La noche estaba obscura, el aire era tibio, y hasta el joven llegaba el aroma de las flores que adornaban los balcones de la vivienda de su vecina.
Las persianas de aquellos estaban cerradas, y apenas se veía entre alguna un débil rayo de luz. Lo que sí percibía claramente Rafael era el sonido dulce y melancólico de una pieza musical tocada magistralmente en el arpa.
-¡Cuánto daría por ver a la que así expresa con la música las sensaciones de su alma! -exclamó.
Poco a poco se fueron extinguiendo todas las luces; la casa de enfrente quedó como la de Rafael, envuelta en la sombra, y entonces oyó el joven el ruido de una persiana que se abría. Vagamente divisó la figura esbelta y graciosa de una mujer vestida de blanco, que se asomó a uno de los balcones, apoyando sus brazos en la barandilla. Así pasó un cuarto de hora, y al cabo de él las campanas de la iglesia cercana empezaron a tocar con tal precipitación, que los dos vecinos no pudieron menos de asombrarse.
Sin embargo, la sorpresa de Rafael no fue de larga duración, porque bien pronto vio a lo lejos un resplandor rojizo y una columna de humo que se elevaba al cielo.
Un hombre pasó rápidamente por la calle.
-Dios mío, ¿qué sucede? -preguntó ella dirigiéndose sin duda al transeúnte, que no la oyó.
Rafael, al escuchar aquel dulce acento, se sintió impresionado, y se apresuró a contestar.
-Señora, es un incendio.
-¡Un incendio! ¿Y se sabe dónde?
-Debe ser en la fábrica de papeles pintados que hay no lejos de aquí.
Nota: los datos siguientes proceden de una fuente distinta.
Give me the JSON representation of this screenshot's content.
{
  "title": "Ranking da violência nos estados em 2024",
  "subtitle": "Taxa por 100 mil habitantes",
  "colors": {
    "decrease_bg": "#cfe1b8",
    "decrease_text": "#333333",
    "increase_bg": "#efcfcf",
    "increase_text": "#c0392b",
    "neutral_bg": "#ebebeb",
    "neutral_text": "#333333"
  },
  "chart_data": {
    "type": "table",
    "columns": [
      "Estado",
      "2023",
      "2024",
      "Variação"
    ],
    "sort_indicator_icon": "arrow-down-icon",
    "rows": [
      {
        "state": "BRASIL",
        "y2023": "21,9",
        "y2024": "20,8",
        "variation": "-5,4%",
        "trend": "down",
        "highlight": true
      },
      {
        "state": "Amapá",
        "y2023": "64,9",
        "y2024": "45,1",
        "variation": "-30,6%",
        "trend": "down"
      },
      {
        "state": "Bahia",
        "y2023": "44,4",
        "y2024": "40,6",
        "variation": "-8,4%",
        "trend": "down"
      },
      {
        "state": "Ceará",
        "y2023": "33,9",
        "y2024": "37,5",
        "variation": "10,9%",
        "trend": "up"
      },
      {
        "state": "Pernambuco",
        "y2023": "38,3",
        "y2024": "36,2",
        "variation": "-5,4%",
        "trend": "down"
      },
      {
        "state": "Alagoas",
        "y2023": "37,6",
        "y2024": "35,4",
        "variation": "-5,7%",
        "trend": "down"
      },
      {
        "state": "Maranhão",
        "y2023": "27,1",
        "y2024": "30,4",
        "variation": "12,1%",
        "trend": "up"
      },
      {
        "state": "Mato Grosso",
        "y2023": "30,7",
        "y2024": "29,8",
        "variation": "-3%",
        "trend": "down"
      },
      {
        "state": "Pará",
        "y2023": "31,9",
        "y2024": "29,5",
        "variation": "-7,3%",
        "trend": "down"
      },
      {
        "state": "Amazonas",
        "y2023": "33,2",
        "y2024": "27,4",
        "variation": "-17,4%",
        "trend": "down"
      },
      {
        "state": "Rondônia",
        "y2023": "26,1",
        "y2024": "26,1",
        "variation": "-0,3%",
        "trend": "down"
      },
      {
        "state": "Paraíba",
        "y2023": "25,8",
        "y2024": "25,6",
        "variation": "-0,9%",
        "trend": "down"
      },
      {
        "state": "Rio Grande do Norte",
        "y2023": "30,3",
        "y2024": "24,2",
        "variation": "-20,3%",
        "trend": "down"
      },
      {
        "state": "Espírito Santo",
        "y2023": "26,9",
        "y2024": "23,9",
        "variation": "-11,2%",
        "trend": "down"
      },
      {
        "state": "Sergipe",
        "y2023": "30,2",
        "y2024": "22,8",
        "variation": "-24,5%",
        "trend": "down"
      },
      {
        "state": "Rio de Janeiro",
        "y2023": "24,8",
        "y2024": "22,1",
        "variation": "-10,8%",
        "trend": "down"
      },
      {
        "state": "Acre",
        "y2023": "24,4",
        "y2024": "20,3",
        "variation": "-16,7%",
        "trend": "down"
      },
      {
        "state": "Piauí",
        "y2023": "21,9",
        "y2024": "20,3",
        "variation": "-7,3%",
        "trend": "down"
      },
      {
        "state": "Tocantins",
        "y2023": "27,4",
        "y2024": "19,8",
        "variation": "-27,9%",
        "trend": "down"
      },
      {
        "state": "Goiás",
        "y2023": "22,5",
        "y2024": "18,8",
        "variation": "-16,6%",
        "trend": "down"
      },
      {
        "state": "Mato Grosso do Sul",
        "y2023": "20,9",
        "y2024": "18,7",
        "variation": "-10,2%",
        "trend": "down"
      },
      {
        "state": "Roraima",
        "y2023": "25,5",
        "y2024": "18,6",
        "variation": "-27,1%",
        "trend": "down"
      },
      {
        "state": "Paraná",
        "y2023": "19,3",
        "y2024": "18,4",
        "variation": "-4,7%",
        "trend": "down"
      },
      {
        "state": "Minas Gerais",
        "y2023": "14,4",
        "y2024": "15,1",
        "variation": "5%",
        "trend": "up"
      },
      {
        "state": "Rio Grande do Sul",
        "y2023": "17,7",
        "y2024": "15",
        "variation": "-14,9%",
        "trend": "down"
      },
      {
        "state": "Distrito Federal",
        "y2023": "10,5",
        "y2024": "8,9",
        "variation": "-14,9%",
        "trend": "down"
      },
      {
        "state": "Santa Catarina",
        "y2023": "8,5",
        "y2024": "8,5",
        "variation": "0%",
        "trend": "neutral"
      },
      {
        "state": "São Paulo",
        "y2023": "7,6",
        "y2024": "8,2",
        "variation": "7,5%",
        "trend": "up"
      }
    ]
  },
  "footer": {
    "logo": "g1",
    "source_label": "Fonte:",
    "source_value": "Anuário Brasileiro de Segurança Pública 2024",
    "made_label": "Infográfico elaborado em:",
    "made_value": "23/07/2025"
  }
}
-¡Qué desgracia! -exclamó la vecina-. ¡Cuántas familias quedarán pereciendo si el fuego es de consideración!
-Corro a verlo y traeré a usted noticias.
Media hora después volvía Rafael a ocupar su puesto en la ventana de su casa.
-Señora -dijo a su vecina que permanecía inmóvil-, el incendio ha sido cortado y no hay que lamentar grandes pérdidas. El pueblo en masa ha trabajado con ahínco para que se extinga.
-Gracias al cielo, puedo retirarme tranquila. Le agradezco el servicio que me ha prestado, pues sé que no tengo ninguna desdicha que lamentar.
-¿Se va usted ya?
-Es muy tarde.
-¿Quiere usted hacerme un favor?
-Si está en mi mano...
-Precisamente: que antes de retirarse a sus habitaciones toque un momento el arpa.
La vecina se retiró, y poco después volvían a sonar los suaves acordes del instrumento. Rafael no se apartó de la ventana hasta que la vecina dejó de tocar; entonces se alejó; y durante toda la noche no cesó de soñar con ella.